You gotta have fear in your heart.

Pullman Larry was impossibly distant, his features smudged through the downpour. Yet his bright eyes dulled as he recognized in
la silenziosità
the Death that must come for us all. His practiced squint widened with childlike dread. His laconic smirk loosened into a gawp. When Mr. Hobby shouted “Fire!” there was but a startled jerk from Pullman's shoulders before he halfheartedly raised his gun through some scrap of ingrained instinct.

The sight of his revolver made visceral the abstract truth: I wanted to survive, at least past this deceitful joust. Of course I could never hit anything from this distance and under such foul conditions. But—what was this now?—I was moving.

Thunder burst and spectators wailed. I was hurtling across the field. The gun, the full thousand pounds of it, was rising up with my arm and the speck of my being not lost in the weightless spiral of
la silenziosità
experienced great satisfaction from the wielding. I felt rainwater spilling out of my mouth and realized that I was grinning.

At twenty paces I fired a shot; the bullet lost itself in the curtains of rain. I kept careening forth and now that I could see the whites
of Pullman's mesmerized eyes and the quivering of his bottom lip, I fired again. Horrible—a lightning bolt lashed out like a lizard's tongue and ate it.

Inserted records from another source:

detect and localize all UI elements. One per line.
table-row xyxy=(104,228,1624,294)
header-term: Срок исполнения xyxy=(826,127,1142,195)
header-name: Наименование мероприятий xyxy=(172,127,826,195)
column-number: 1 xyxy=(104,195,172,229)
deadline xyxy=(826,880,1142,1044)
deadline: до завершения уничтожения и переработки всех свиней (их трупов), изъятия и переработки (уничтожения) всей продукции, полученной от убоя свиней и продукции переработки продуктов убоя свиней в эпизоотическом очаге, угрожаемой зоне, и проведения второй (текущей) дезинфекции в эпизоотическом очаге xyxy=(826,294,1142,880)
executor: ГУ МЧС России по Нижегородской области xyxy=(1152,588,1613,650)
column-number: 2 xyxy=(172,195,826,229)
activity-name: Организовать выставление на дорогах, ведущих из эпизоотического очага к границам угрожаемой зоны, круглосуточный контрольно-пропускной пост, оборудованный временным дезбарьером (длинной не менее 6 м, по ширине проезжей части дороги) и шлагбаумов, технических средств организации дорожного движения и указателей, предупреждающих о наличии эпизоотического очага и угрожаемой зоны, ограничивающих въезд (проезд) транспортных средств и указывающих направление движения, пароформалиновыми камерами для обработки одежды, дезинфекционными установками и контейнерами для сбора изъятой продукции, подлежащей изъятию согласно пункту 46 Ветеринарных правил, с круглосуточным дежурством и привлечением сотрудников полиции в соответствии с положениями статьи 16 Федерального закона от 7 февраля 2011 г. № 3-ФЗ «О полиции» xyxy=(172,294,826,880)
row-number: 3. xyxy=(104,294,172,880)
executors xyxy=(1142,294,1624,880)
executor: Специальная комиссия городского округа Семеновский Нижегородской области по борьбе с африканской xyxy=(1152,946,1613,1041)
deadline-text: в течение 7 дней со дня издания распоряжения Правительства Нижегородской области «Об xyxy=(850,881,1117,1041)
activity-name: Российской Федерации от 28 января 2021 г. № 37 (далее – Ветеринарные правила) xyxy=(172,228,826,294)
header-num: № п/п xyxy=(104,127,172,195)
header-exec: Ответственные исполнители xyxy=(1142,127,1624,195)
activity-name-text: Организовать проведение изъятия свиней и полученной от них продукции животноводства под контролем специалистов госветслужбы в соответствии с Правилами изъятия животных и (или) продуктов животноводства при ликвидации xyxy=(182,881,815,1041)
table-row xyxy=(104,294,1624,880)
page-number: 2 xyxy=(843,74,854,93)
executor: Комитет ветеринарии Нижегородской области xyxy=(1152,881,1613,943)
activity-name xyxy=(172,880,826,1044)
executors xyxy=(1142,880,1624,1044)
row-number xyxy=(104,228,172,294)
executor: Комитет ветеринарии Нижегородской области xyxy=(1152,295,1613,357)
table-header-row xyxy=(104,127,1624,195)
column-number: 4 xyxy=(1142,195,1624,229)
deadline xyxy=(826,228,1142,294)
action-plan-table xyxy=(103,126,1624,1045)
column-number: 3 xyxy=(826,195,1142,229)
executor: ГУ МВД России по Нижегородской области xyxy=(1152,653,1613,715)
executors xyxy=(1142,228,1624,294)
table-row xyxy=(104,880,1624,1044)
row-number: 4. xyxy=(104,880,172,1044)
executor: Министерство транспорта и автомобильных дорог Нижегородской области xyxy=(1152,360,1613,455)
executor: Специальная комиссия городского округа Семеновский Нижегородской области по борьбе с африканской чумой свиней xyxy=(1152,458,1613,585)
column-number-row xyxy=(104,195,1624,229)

The shot was close enough to have an effect upon Pullman's stupor. His face crinkled into the blubbering mug of a terrorized toddler and his arm lashed out and the revolver discharged, but there was no aiming involved and it went directly into the seething crowd to his right, and now there was real screaming, male and female alike, as hundreds of people tore themselves away from their stations and began scrambling into the maelstrom of stroboscopic light and the ocean of falling water, diving into the woods or burrowing into the mud or stupidly dashing right into the line of fire, elbows locked around their heads.

Still I advanced. A man bounced off my elbow and in retaliation I fired a third shot. Not only did I miss but the sound further oriented Pullman. His gun swung across the field—more screaming—and fixed upon me. The dentist was sobbing and dancing in place, but his arm was a trained animal, steady enough on its own when the trigger was squeezed.

The bullet lodged in my left abdomen. I was spun around and the world became a tornado seen from inside the funnel. But at circle's end I found myself facing the correct direction and kept moving. Pullman fired two more times and both bullets passed through my body, one through my right shoulder and one through my right thigh. Not the head shots he'd promised the Barker, but not bad under the circumstances.

For a moment or two I teetered sideways, then backward, then dug my heels into mud and sprung forward with a rush of euphoria, for here at last I was taking full advantage of my corpselike state. The
new holes in my body lightened me and allowed me to move with real purpose. I was
running
.

My fourth shot missed from a distance of five feet. Pullman let loose with a high-pitched shriek and fired, hitting me again in the right shoulder, but by then I was crashing into him and he went down into a puddle with all four limbs wiggling so that he resembled an overturned beetle. His gun was lost in the storm and I advanced until I straddled his waist. His cowboy hat lost, Pullman Larry blinked into the rain that pounded his face. His eyes were clear and so, I discovered, were mine;
la silenziosità
had slipped away and I was back in this real world, wet and gored and exhausted and emptied of fear.